A. Do you think courts give a darn about the 0.1% of users that are still using RSS? We might as well care about the 0.1% of users who want the ability to set every website's background color to purple with neon green anchor tags. RSS never caught on as a standard to begin with, peaking at 6% adoption by 2005.
B. Cloudflare has healthy competition with AWS, Akamai, Fastly, Bunny.net, Mux, Google Cloud, Azure, you name it, there's a competitor. This isn't even an Apple vs Google situation.
Cloudflare doesn't offer the same product suite as the other companies you mention, though. Cloudflare is primarily DDoS prevention while the others are primarily cloud hosting.
And it is the DDoS prevention measures at issue here.
Five years ago, you would’ve been right, but Cloudflare is very different now.
Nowadays, Cloudflare has image compression and CDN services, video storage and delivery services, serverless compute with Workers, domain registration, (soon) container support with optional GPUs, durable objects (basically serverless storage), serverless SQL databases (D1), even an AWS S3 competitor with B2. They even have bespoke services like CloudFlare Tunnels - what’s AWS got that’s anything like it?

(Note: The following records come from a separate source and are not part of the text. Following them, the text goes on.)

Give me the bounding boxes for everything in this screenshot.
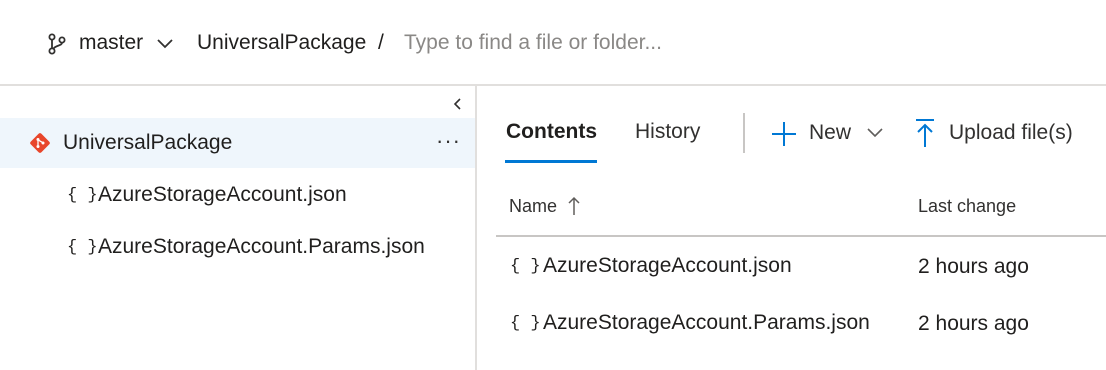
branch-icon[interactable] — [46, 32, 68, 56]
new-button-label: New — [809, 121, 852, 144]
file-name-link[interactable]: AzureStorageAccount.json — [543, 254, 792, 278]
file-name-link[interactable]: AzureStorageAccount.Params.json — [543, 311, 870, 335]
breadcrumb-repo[interactable]: UniversalPackage — [197, 31, 366, 55]
upload-icon — [916, 119, 934, 147]
json-file-icon: { } — [67, 186, 98, 205]
more-options-icon[interactable]: ··· — [436, 128, 461, 154]
header-divider — [0, 84, 1106, 86]
json-file-icon: { } — [510, 257, 541, 276]
upload-files-button[interactable]: Upload file(s) — [912, 116, 1092, 152]
tree-item[interactable]: { } AzureStorageAccount.json — [0, 170, 475, 220]
chevron-down-icon[interactable] — [156, 36, 174, 50]
tree-item-label: AzureStorageAccount.Params.json — [98, 235, 425, 258]
active-tab-indicator — [505, 160, 597, 163]
tab-history[interactable]: History — [635, 120, 700, 144]
breadcrumb-separator: / — [378, 31, 384, 54]
tree-item[interactable]: { } AzureStorageAccount.Params.json — [0, 222, 475, 272]
json-file-icon: { } — [510, 314, 541, 333]
upload-button-label: Upload file(s) — [949, 121, 1073, 144]
tree-item-label: UniversalPackage — [63, 131, 233, 154]
plus-icon — [772, 122, 796, 146]
column-header-label: Name — [509, 196, 558, 216]
last-change-value: 2 hours ago — [918, 312, 1029, 335]
panel-divider[interactable] — [475, 86, 477, 370]
column-header-last-change[interactable]: Last change — [918, 196, 1016, 217]
grid-header-divider — [496, 235, 1106, 237]
chevron-down-icon — [867, 128, 883, 138]
command-separator — [743, 113, 745, 153]
tree-item-label: AzureStorageAccount.json — [98, 183, 347, 206]
new-button[interactable]: New — [768, 116, 888, 152]
collapse-panel-icon[interactable] — [448, 94, 468, 114]
git-repo-icon — [30, 133, 50, 153]
last-change-value: 2 hours ago — [918, 255, 1029, 278]
top-bar: master UniversalPackage / — [0, 0, 1106, 84]
sort-ascending-icon — [568, 196, 580, 215]
json-file-icon: { } — [67, 238, 98, 257]
tab-contents[interactable]: Contents — [506, 120, 597, 144]
tree-item-root[interactable]: UniversalPackage ··· — [0, 118, 475, 168]
file-search-input[interactable] — [402, 26, 826, 60]
branch-selector[interactable]: master — [79, 31, 143, 55]
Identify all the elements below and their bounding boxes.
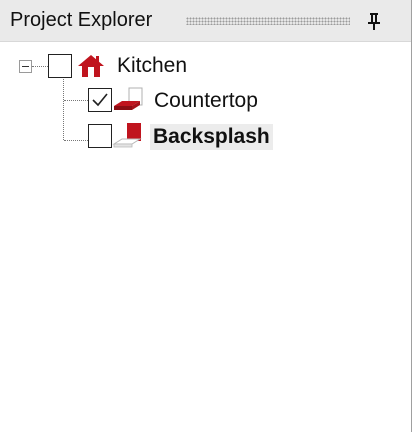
tree-connector-root xyxy=(32,66,48,67)
tree-node-label-kitchen[interactable]: Kitchen xyxy=(114,53,190,79)
checkbox-kitchen[interactable] xyxy=(48,54,72,78)
tree-connector-child-1 xyxy=(64,100,88,101)
panel-title: Project Explorer xyxy=(10,9,153,31)
pin-button[interactable] xyxy=(359,7,389,35)
tree-connector-child-2 xyxy=(64,140,88,141)
collapse-toggle-kitchen[interactable] xyxy=(19,60,32,73)
checkbox-countertop[interactable] xyxy=(88,88,112,112)
tree-node-label-backsplash[interactable]: Backsplash xyxy=(150,124,273,150)
tree-node-label-countertop[interactable]: Countertop xyxy=(151,88,261,114)
tree-connector-vertical xyxy=(63,76,64,140)
project-explorer-panel: Project Explorer Kitchen Countertop Back… xyxy=(0,0,412,432)
backsplash-icon xyxy=(112,123,142,148)
checkbox-backsplash[interactable] xyxy=(88,124,112,148)
check-mark-icon xyxy=(92,93,108,107)
panel-title-bar[interactable]: Project Explorer xyxy=(0,0,411,42)
house-icon xyxy=(78,55,104,77)
countertop-icon xyxy=(114,87,143,110)
title-bar-grip xyxy=(186,17,350,25)
pin-icon xyxy=(368,13,380,30)
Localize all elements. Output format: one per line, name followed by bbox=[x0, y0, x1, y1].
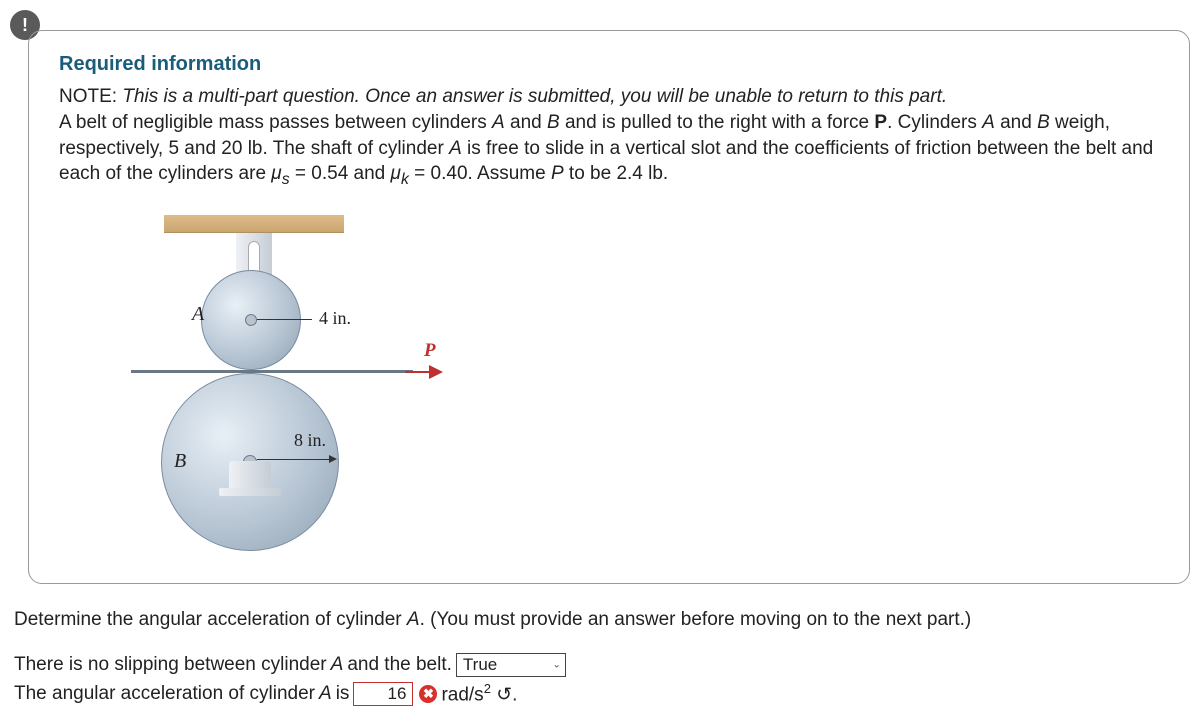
text-fragment: . (You must provide an answer before mov… bbox=[420, 609, 972, 630]
cylinder-a-ref: A bbox=[449, 138, 462, 159]
diagram-belt bbox=[131, 370, 413, 373]
cylinder-a-ref: A bbox=[407, 609, 420, 630]
question-area: Determine the angular acceleration of cy… bbox=[10, 609, 1190, 706]
diagram-stand bbox=[229, 461, 271, 491]
text-fragment: There is no slipping between cylinder bbox=[14, 654, 327, 676]
input-value: 16 bbox=[388, 684, 407, 704]
cylinder-b-ref: B bbox=[1037, 112, 1050, 133]
diagram-stand-base bbox=[219, 488, 281, 496]
diagram-dim-arrow-b bbox=[329, 455, 337, 463]
alert-icon: ! bbox=[22, 15, 28, 36]
cylinder-a-ref: A bbox=[982, 112, 995, 133]
required-information-heading: Required information bbox=[59, 53, 1159, 76]
cylinder-a-ref: A bbox=[492, 112, 505, 133]
cylinder-b-ref: B bbox=[547, 112, 560, 133]
diagram-dimension-b: 8 in. bbox=[294, 430, 326, 451]
acceleration-answer-row: The angular acceleration of cylinder A i… bbox=[14, 681, 1190, 706]
x-symbol: ✖ bbox=[423, 686, 434, 702]
diagram-cylinder-a-center bbox=[245, 314, 257, 326]
text-fragment: The angular acceleration of cylinder bbox=[14, 683, 315, 705]
mu-s-subscript: s bbox=[282, 171, 290, 188]
problem-statement: A belt of negligible mass passes between… bbox=[59, 110, 1159, 190]
cylinder-a-ref: A bbox=[319, 683, 332, 705]
unit-prefix: rad/s bbox=[441, 685, 483, 706]
question-instruction: Determine the angular acceleration of cy… bbox=[14, 609, 1190, 631]
diagram-label-a: A bbox=[192, 303, 204, 326]
incorrect-icon: ✖ bbox=[419, 685, 437, 703]
text-fragment: and is pulled to the right with a force bbox=[560, 112, 875, 133]
text-fragment: and bbox=[505, 112, 547, 133]
text-fragment: Determine the angular acceleration of cy… bbox=[14, 609, 407, 630]
diagram: A 4 in. P B 8 in. bbox=[79, 215, 499, 555]
text-fragment: = 0.40. Assume bbox=[409, 163, 551, 184]
unit-label: rad/s2 ↺. bbox=[441, 681, 517, 706]
text-fragment: to be 2.4 lb. bbox=[564, 163, 669, 184]
unit-suffix: ↺. bbox=[491, 685, 517, 706]
diagram-dim-line-b bbox=[257, 459, 332, 460]
text-fragment: is bbox=[336, 683, 350, 705]
diagram-dimension-a: 4 in. bbox=[319, 308, 351, 329]
text-fragment: = 0.54 and bbox=[290, 163, 391, 184]
note-line: NOTE: This is a multi-part question. Onc… bbox=[59, 86, 1159, 108]
diagram-dim-line-a bbox=[257, 319, 312, 320]
info-box: Required information NOTE: This is a mul… bbox=[28, 30, 1190, 584]
text-fragment: and the belt. bbox=[347, 654, 452, 676]
diagram-cylinder-a bbox=[201, 270, 301, 370]
acceleration-input[interactable]: 16 bbox=[353, 682, 413, 706]
select-value: True bbox=[463, 655, 497, 675]
diagram-label-p: P bbox=[424, 340, 436, 362]
note-prefix: NOTE: bbox=[59, 86, 122, 107]
text-fragment: . Cylinders bbox=[887, 112, 982, 133]
text-fragment: A belt of negligible mass passes between… bbox=[59, 112, 492, 133]
force-p-ref: P bbox=[874, 112, 887, 133]
unit-exponent: 2 bbox=[484, 681, 491, 696]
slipping-answer-row: There is no slipping between cylinder A … bbox=[14, 653, 1190, 677]
chevron-down-icon: ⌄ bbox=[553, 660, 561, 671]
diagram-arrow-p bbox=[405, 365, 445, 379]
mu-symbol: μ bbox=[271, 163, 281, 184]
diagram-ceiling bbox=[164, 215, 344, 233]
slipping-select[interactable]: True ⌄ bbox=[456, 653, 566, 677]
mu-k-subscript: k bbox=[401, 171, 409, 188]
cylinder-a-ref: A bbox=[331, 654, 344, 676]
note-text: This is a multi-part question. Once an a… bbox=[122, 86, 947, 107]
mu-symbol: μ bbox=[391, 163, 401, 184]
diagram-label-b: B bbox=[174, 450, 186, 473]
text-fragment: and bbox=[995, 112, 1037, 133]
force-p-ref: P bbox=[551, 163, 564, 184]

Cloudflare is getting close to full-on AWS. At least, the parts most customers use. If they just added boring old VPSs, people would realize very quickly how full featured they are.
As for DDoS mitigation - you’ve still got AWS Shield, Akamai, Azure, Radware, F5, even Oracle (Dyn) competing in that market. Unless you could show Cloudflare did illegal tying as a monopolist specifically to sell DDoS prevention, there’s no case.
B. Cloudflare has healthy competition with AWS, Akamai, Fastly, Bunny.net, Mux, Google Cloud, Azure, you name it, there's a competitor. This isn't even an Apple vs Google situation.